Так прошло первое лето. Осенью Петровы уехали в город, дача и двор их осиротели, и только елочки у крыльца стояли, как всегда, пушистые и зеленые.
В отсутствие Петровых Сосновский часто заходил на их участок, стоял у тех самых елочек, где недавно видел Нину. Иногда поднимался на крыльцо, словно хотел войти в дом и увидеть ее.
Когда его охватывала нестерпимая тоска, он ехал в город и бродил по улицам, надеясь случайно встретить Нину. Но ему не везло. Казалось, Нина была сказочной птицей, которая на зиму улетала в дальние края.
9
— Дик, ты не спишь! Не притворяйся. Я — твоя дочка, и в моей крови тоже есть что-то от сыщика. Я вижу, как у тебя под веками смеются глаза. Или опять думаешь о своем и тебя нельзя трогать?
Коваль открыл глаза и улыбнулся.

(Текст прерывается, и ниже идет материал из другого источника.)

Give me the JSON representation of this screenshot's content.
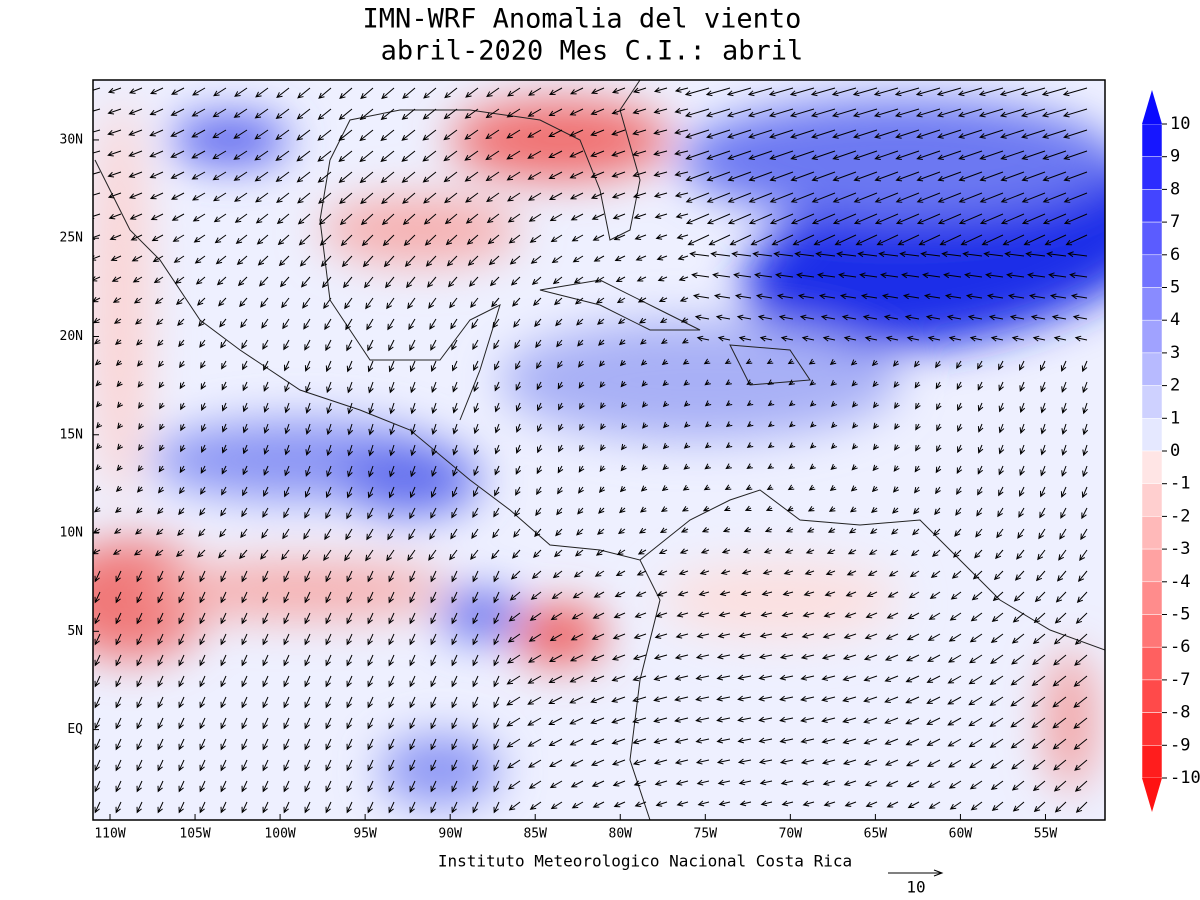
{
  "title": "IMN-WRF Anomalia del viento",
  "subtitle": "abril-2020 Mes C.I.: abril",
  "footer": "Instituto Meteorologico Nacional Costa Rica",
  "reference_vector": {
    "value": 10
  },
  "map": {
    "xlim": [
      -111,
      -51.5
    ],
    "ylim": [
      -4.6,
      33.05
    ],
    "xticks": [
      {
        "value": -110,
        "label": "110W"
      },
      {
        "value": -105,
        "label": "105W"
      },
      {
        "value": -100,
        "label": "100W"
      },
      {
        "value": -95,
        "label": "95W"
      },
      {
        "value": -90,
        "label": "90W"
      },
      {
        "value": -85,
        "label": "85W"
      },
      {
        "value": -80,
        "label": "80W"
      },
      {
        "value": -75,
        "label": "75W"
      },
      {
        "value": -70,
        "label": "70W"
      },
      {
        "value": -65,
        "label": "65W"
      },
      {
        "value": -60,
        "label": "60W"
      },
      {
        "value": -55,
        "label": "55W"
      }
    ],
    "yticks": [
      {
        "value": 30,
        "label": "30N"
      },
      {
        "value": 25,
        "label": "25N"
      },
      {
        "value": 20,
        "label": "20N"
      },
      {
        "value": 15,
        "label": "15N"
      },
      {
        "value": 10,
        "label": "10N"
      },
      {
        "value": 5,
        "label": "5N"
      },
      {
        "value": 0,
        "label": "EQ"
      }
    ]
  },
  "colorbar": {
    "ticks": [
      10,
      9,
      8,
      7,
      6,
      5,
      4,
      3,
      2,
      1,
      0,
      -1,
      -2,
      -3,
      -4,
      -5,
      -6,
      -7,
      -8,
      -9,
      -10
    ]
  }
}
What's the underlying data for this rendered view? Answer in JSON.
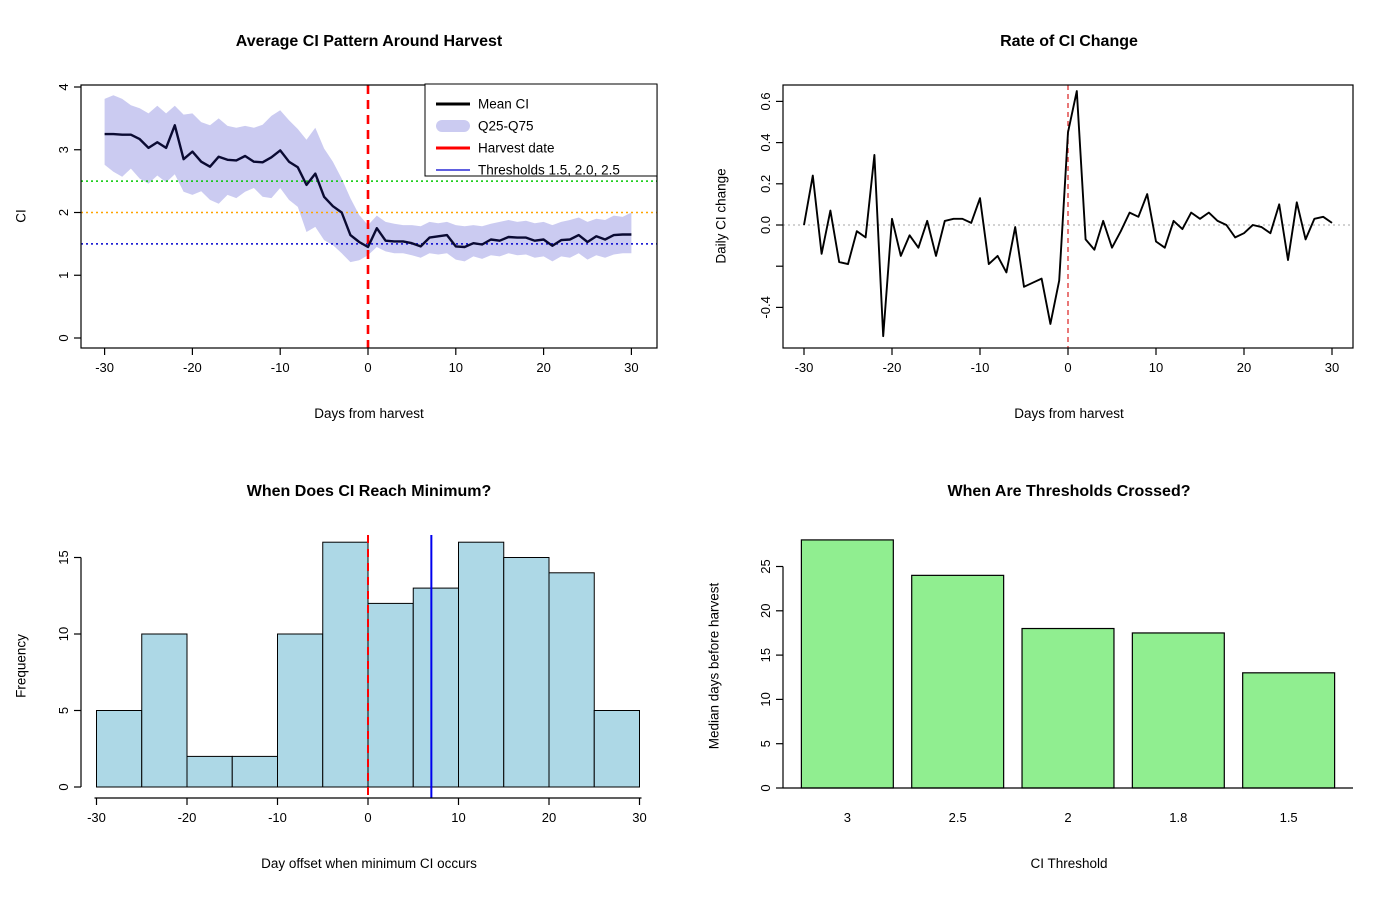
{
  "figure": {
    "background": "#ffffff"
  },
  "chart_data": [
    {
      "type": "line",
      "panel": "top-left",
      "title": "Average CI Pattern Around Harvest",
      "xlabel": "Days from harvest",
      "ylabel": "CI",
      "xlim": [
        -32.5,
        32.5
      ],
      "ylim": [
        0,
        4
      ],
      "xticks": {
        "values": [
          -30,
          -20,
          -10,
          0,
          10,
          20,
          30
        ],
        "labels": [
          "-30",
          "-20",
          "-10",
          "0",
          "10",
          "20",
          "30"
        ]
      },
      "yticks": {
        "values": [
          0,
          1,
          2,
          3,
          4
        ],
        "labels": [
          "0",
          "1",
          "2",
          "3",
          "4"
        ]
      },
      "x": [
        -30,
        -29,
        -28,
        -27,
        -26,
        -25,
        -24,
        -23,
        -22,
        -21,
        -20,
        -19,
        -18,
        -17,
        -16,
        -15,
        -14,
        -13,
        -12,
        -11,
        -10,
        -9,
        -8,
        -7,
        -6,
        -5,
        -4,
        -3,
        -2,
        -1,
        0,
        1,
        2,
        3,
        4,
        5,
        6,
        7,
        8,
        9,
        10,
        11,
        12,
        13,
        14,
        15,
        16,
        17,
        18,
        19,
        20,
        21,
        22,
        23,
        24,
        25,
        26,
        27,
        28,
        29,
        30
      ],
      "mean": [
        3.25,
        3.25,
        3.24,
        3.24,
        3.17,
        3.03,
        3.12,
        3.03,
        3.39,
        2.85,
        2.97,
        2.81,
        2.73,
        2.89,
        2.84,
        2.83,
        2.9,
        2.81,
        2.8,
        2.88,
        2.99,
        2.81,
        2.72,
        2.44,
        2.62,
        2.25,
        2.1,
        2.0,
        1.64,
        1.53,
        1.45,
        1.75,
        1.55,
        1.54,
        1.54,
        1.51,
        1.46,
        1.6,
        1.62,
        1.64,
        1.46,
        1.45,
        1.51,
        1.49,
        1.57,
        1.55,
        1.61,
        1.6,
        1.6,
        1.55,
        1.57,
        1.47,
        1.56,
        1.57,
        1.64,
        1.53,
        1.62,
        1.57,
        1.64,
        1.65,
        1.65
      ],
      "q75": [
        3.81,
        3.87,
        3.81,
        3.71,
        3.66,
        3.58,
        3.7,
        3.58,
        3.7,
        3.56,
        3.58,
        3.44,
        3.39,
        3.5,
        3.38,
        3.35,
        3.38,
        3.35,
        3.4,
        3.54,
        3.63,
        3.47,
        3.33,
        3.16,
        3.35,
        3.02,
        2.81,
        2.54,
        2.23,
        1.96,
        1.8,
        1.95,
        1.85,
        1.82,
        1.8,
        1.8,
        1.78,
        1.85,
        1.83,
        1.85,
        1.8,
        1.78,
        1.8,
        1.78,
        1.82,
        1.85,
        1.88,
        1.85,
        1.87,
        1.83,
        1.85,
        1.8,
        1.85,
        1.88,
        1.92,
        1.85,
        1.9,
        1.88,
        1.95,
        1.93,
        2.0
      ],
      "q25": [
        2.76,
        2.65,
        2.57,
        2.7,
        2.54,
        2.46,
        2.59,
        2.48,
        2.61,
        2.33,
        2.28,
        2.34,
        2.2,
        2.14,
        2.28,
        2.23,
        2.33,
        2.39,
        2.25,
        2.23,
        2.39,
        2.2,
        2.09,
        1.69,
        1.77,
        1.56,
        1.48,
        1.35,
        1.21,
        1.24,
        1.32,
        1.45,
        1.38,
        1.35,
        1.35,
        1.32,
        1.28,
        1.35,
        1.33,
        1.35,
        1.25,
        1.22,
        1.3,
        1.26,
        1.32,
        1.3,
        1.35,
        1.32,
        1.33,
        1.28,
        1.3,
        1.22,
        1.3,
        1.28,
        1.35,
        1.25,
        1.32,
        1.28,
        1.33,
        1.35,
        1.35
      ],
      "mean_color": "#0a0a32",
      "ribbon_color": "#cbcbf1",
      "harvest_line": {
        "x": 0,
        "color": "#ff0000",
        "style": "dashed"
      },
      "thresholds": [
        {
          "value": 1.5,
          "color": "#0000cd"
        },
        {
          "value": 2.0,
          "color": "#ffa500"
        },
        {
          "value": 2.5,
          "color": "#00c800"
        }
      ],
      "legend": {
        "position": "top-right",
        "items": [
          {
            "label": "Mean CI",
            "type": "line",
            "color": "#000000"
          },
          {
            "label": "Q25-Q75",
            "type": "band",
            "color": "#cbcbf1"
          },
          {
            "label": "Harvest date",
            "type": "line",
            "color": "#ff0000"
          },
          {
            "label": "Thresholds 1.5, 2.0, 2.5",
            "type": "thin-line",
            "color": "#0000cd"
          }
        ]
      }
    },
    {
      "type": "line",
      "panel": "top-right",
      "title": "Rate of CI Change",
      "xlabel": "Days from harvest",
      "ylabel": "Daily CI change",
      "xlim": [
        -32.5,
        32.5
      ],
      "ylim": [
        -0.58,
        0.68
      ],
      "xticks": {
        "values": [
          -30,
          -20,
          -10,
          0,
          10,
          20,
          30
        ],
        "labels": [
          "-30",
          "-20",
          "-10",
          "0",
          "10",
          "20",
          "30"
        ]
      },
      "yticks": {
        "values": [
          0.6,
          0.4,
          0.2,
          0.0,
          -0.2,
          -0.4
        ],
        "labels": [
          "0.6",
          "0.4",
          "0.2",
          "0.0",
          "",
          "-0.4"
        ]
      },
      "x": [
        -30,
        -29,
        -28,
        -27,
        -26,
        -25,
        -24,
        -23,
        -22,
        -21,
        -20,
        -19,
        -18,
        -17,
        -16,
        -15,
        -14,
        -13,
        -12,
        -11,
        -10,
        -9,
        -8,
        -7,
        -6,
        -5,
        -4,
        -3,
        -2,
        -1,
        0,
        1,
        2,
        3,
        4,
        5,
        6,
        7,
        8,
        9,
        10,
        11,
        12,
        13,
        14,
        15,
        16,
        17,
        18,
        19,
        20,
        21,
        22,
        23,
        24,
        25,
        26,
        27,
        28,
        29,
        30
      ],
      "values": [
        0.0,
        0.24,
        -0.14,
        0.07,
        -0.18,
        -0.19,
        -0.03,
        -0.06,
        0.34,
        -0.54,
        0.03,
        -0.15,
        -0.05,
        -0.11,
        0.02,
        -0.15,
        0.02,
        0.03,
        0.03,
        0.01,
        0.13,
        -0.19,
        -0.15,
        -0.23,
        -0.01,
        -0.3,
        -0.28,
        -0.26,
        -0.48,
        -0.27,
        0.45,
        0.65,
        -0.07,
        -0.12,
        0.02,
        -0.11,
        -0.03,
        0.06,
        0.04,
        0.15,
        -0.08,
        -0.11,
        0.02,
        -0.02,
        0.06,
        0.03,
        0.06,
        0.02,
        0.0,
        -0.06,
        -0.04,
        0.0,
        -0.01,
        -0.04,
        0.1,
        -0.17,
        0.11,
        -0.07,
        0.03,
        0.04,
        0.01
      ],
      "line_color": "#000000",
      "zero_line": {
        "y": 0,
        "color": "#b8b8b8",
        "style": "dotted"
      },
      "harvest_line": {
        "x": 0,
        "color": "#dd2f2f",
        "style": "dashed"
      }
    },
    {
      "type": "histogram",
      "panel": "bottom-left",
      "title": "When Does CI Reach Minimum?",
      "xlabel": "Day offset when minimum CI occurs",
      "ylabel": "Frequency",
      "xticks": {
        "values": [
          -30,
          -20,
          -10,
          0,
          10,
          20,
          30
        ],
        "labels": [
          "-30",
          "-20",
          "-10",
          "0",
          "10",
          "20",
          "30"
        ]
      },
      "yticks": {
        "values": [
          0,
          5,
          10,
          15
        ],
        "labels": [
          "0",
          "5",
          "10",
          "15"
        ]
      },
      "bin_width": 5,
      "breaks": [
        -30,
        -25,
        -20,
        -15,
        -10,
        -5,
        0,
        5,
        10,
        15,
        20,
        25,
        30
      ],
      "counts": [
        5,
        10,
        2,
        2,
        10,
        16,
        12,
        13,
        16,
        15,
        14,
        5
      ],
      "bar_fill": "#add8e6",
      "bar_stroke": "#000000",
      "vlines": [
        {
          "x": 0,
          "color": "#ff0000",
          "style": "dashed"
        },
        {
          "x": 7,
          "color": "#0000ee",
          "style": "solid"
        }
      ]
    },
    {
      "type": "bar",
      "panel": "bottom-right",
      "title": "When Are Thresholds Crossed?",
      "xlabel": "CI Threshold",
      "ylabel": "Median days before harvest",
      "categories": [
        "3",
        "2.5",
        "2",
        "1.8",
        "1.5"
      ],
      "values": [
        28,
        24,
        18,
        17.5,
        13
      ],
      "yticks": {
        "values": [
          0,
          5,
          10,
          15,
          20,
          25
        ],
        "labels": [
          "0",
          "5",
          "10",
          "15",
          "20",
          "25"
        ]
      },
      "bar_fill": "#90ee90",
      "bar_stroke": "#000000"
    }
  ]
}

Наташа стояла рядом. Щеки ее разрумянились после прогулки.
— Есть новости? — спросил он.
— Ничего интересного. Сидела в читалке. Этот старикан Гесиод, был в Древней Греции такой поэт, написал длиннющую вещь «Труды и дни». Знал, наверно, что его книгу нелегко будет прочитать. Между тем что-то есть в этой штуковине. И подумать только — почти две с половиной тысячи лет назад написано! Не читал?
Коваль приподнялся, сел, отрицательно покачал головой.
— Боже, какой ты безграмотный! Хотя, правда, зачем тебе грек Гесиод. Зато ты знаешь римское право, а я о нем и представления не имею, Дик!
— Наташенька, у меня есть имя, человеческое, — поморщился Коваль.
— Простите, многоуважаемый Дмитрий Иванович Коваль, или просто папочка. Но это ведь то же самое. Сокращенно только. И мне так нравится. Дик! Что-то в этом имени есть стремительное. И нашей бурной эпохе соответствующее. Да к тому же — начальные буквы твоего имени, отчества, фамилии — твои инициалы.
— Кличка какая-то. Ты не уважаешь отца.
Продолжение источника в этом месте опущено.